Some former boosters of these machines are even worrying about another implosion in November, as my colleagues Neena Satija, Isaac Stanley-Becker and I report.
“It was $300 million and a period of years that we have been developing this, so it was very troubling that on the day of the actual vote there were some big problems,” Janice Hahn, a member of the county’s nonpartisan Board of Supervisors, told me.
Hahn introduced a measure yesterday demanding a full review of the problems from county election officials within 30 days.
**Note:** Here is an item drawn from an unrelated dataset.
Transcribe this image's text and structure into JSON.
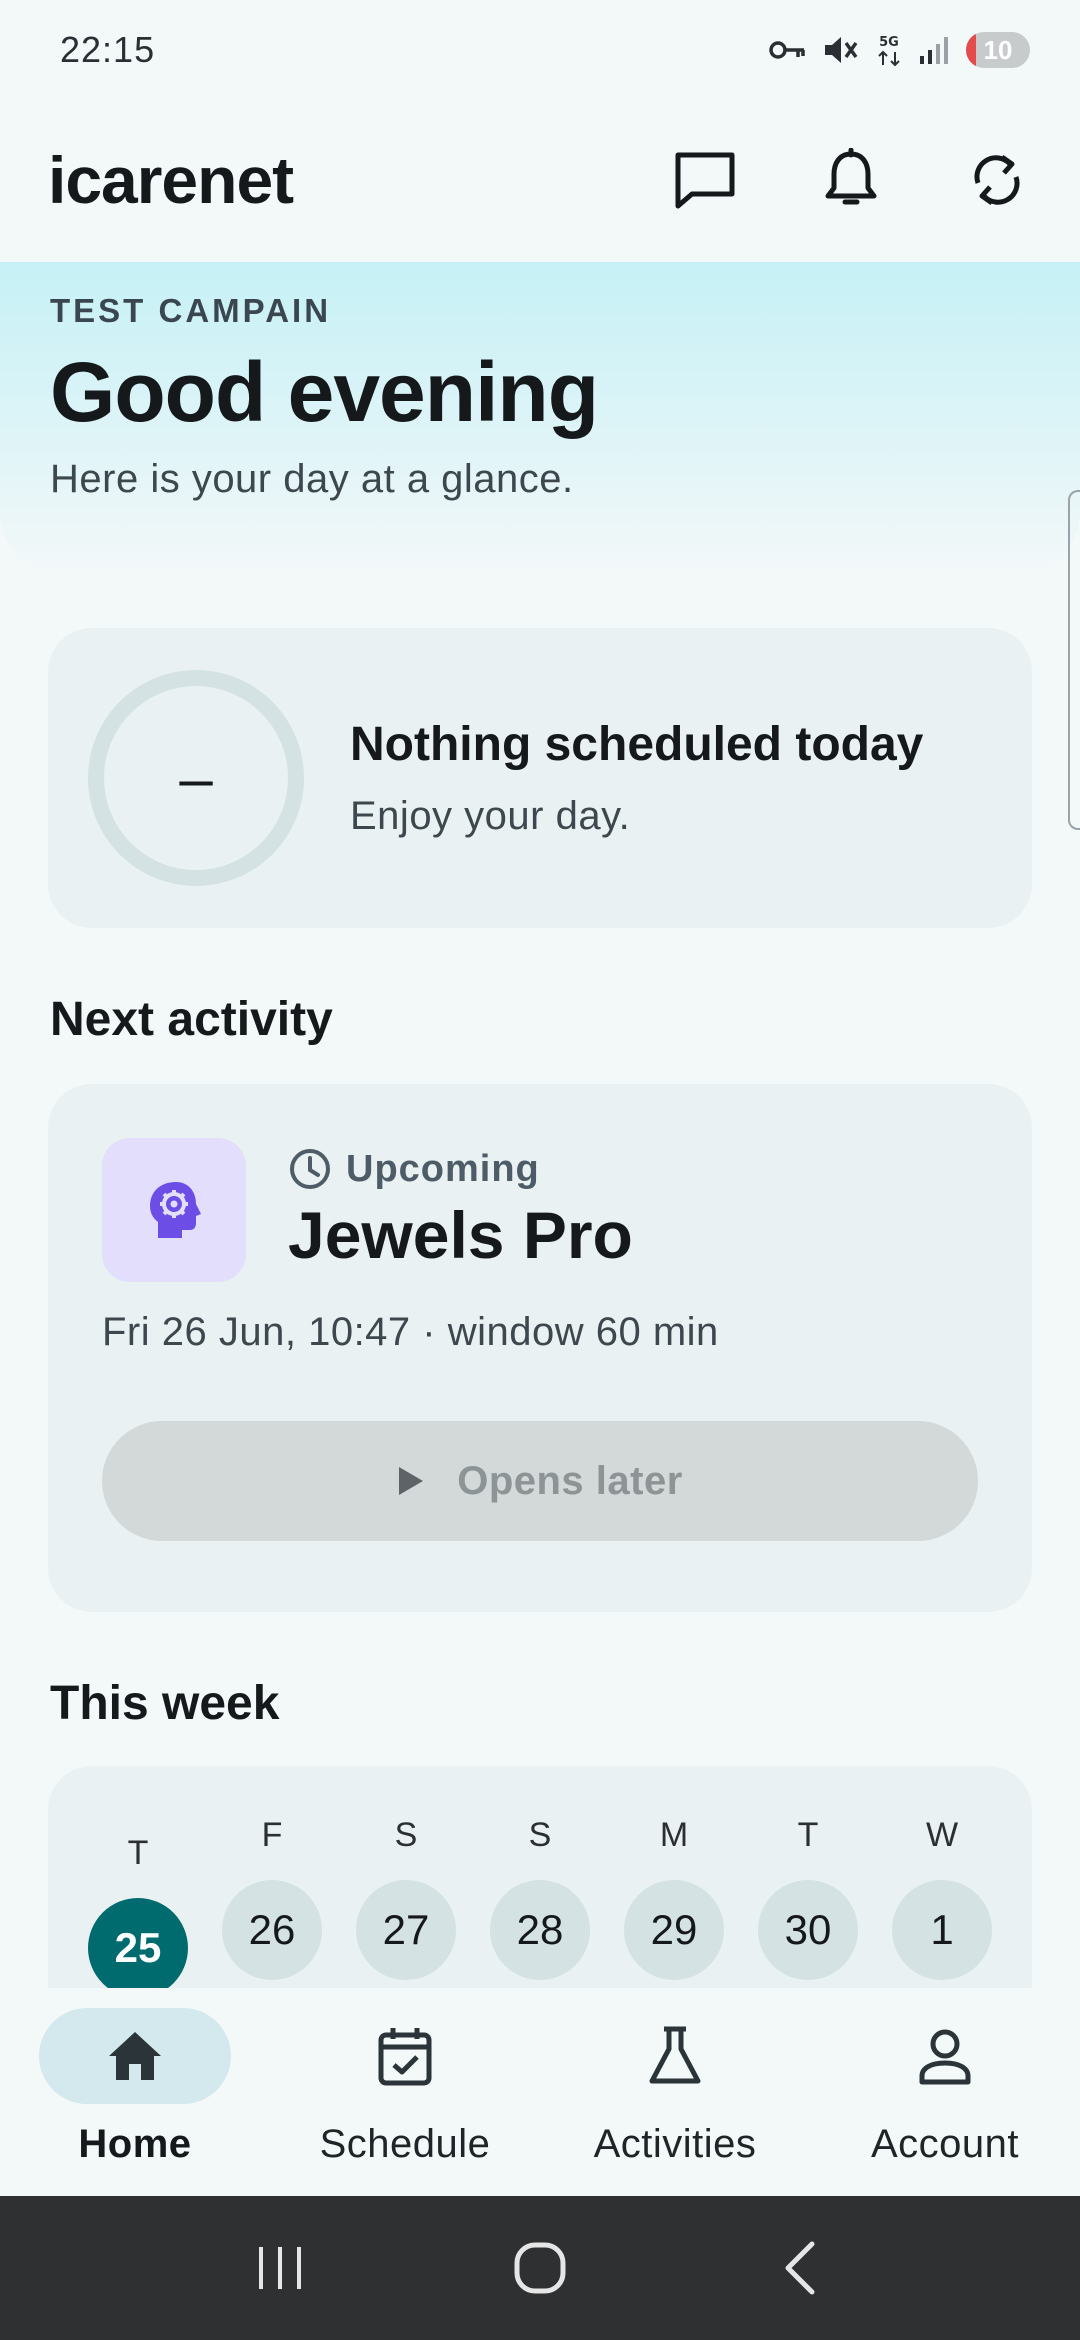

The Board of Supervisors is scheduled to vote on that measure next week. “The reason we changed to this system was to create more access for people and more flexibility, so I want to make sure that the problems people experienced yesterday didn’t cause just the opposite of what we were attempting to do,” she said.
There were plenty of warnings there could be problems, as Neena and I reported before the Super Tuesday contest — including a December report from the California secretary of state’s office that found myriad security and accessibility issues.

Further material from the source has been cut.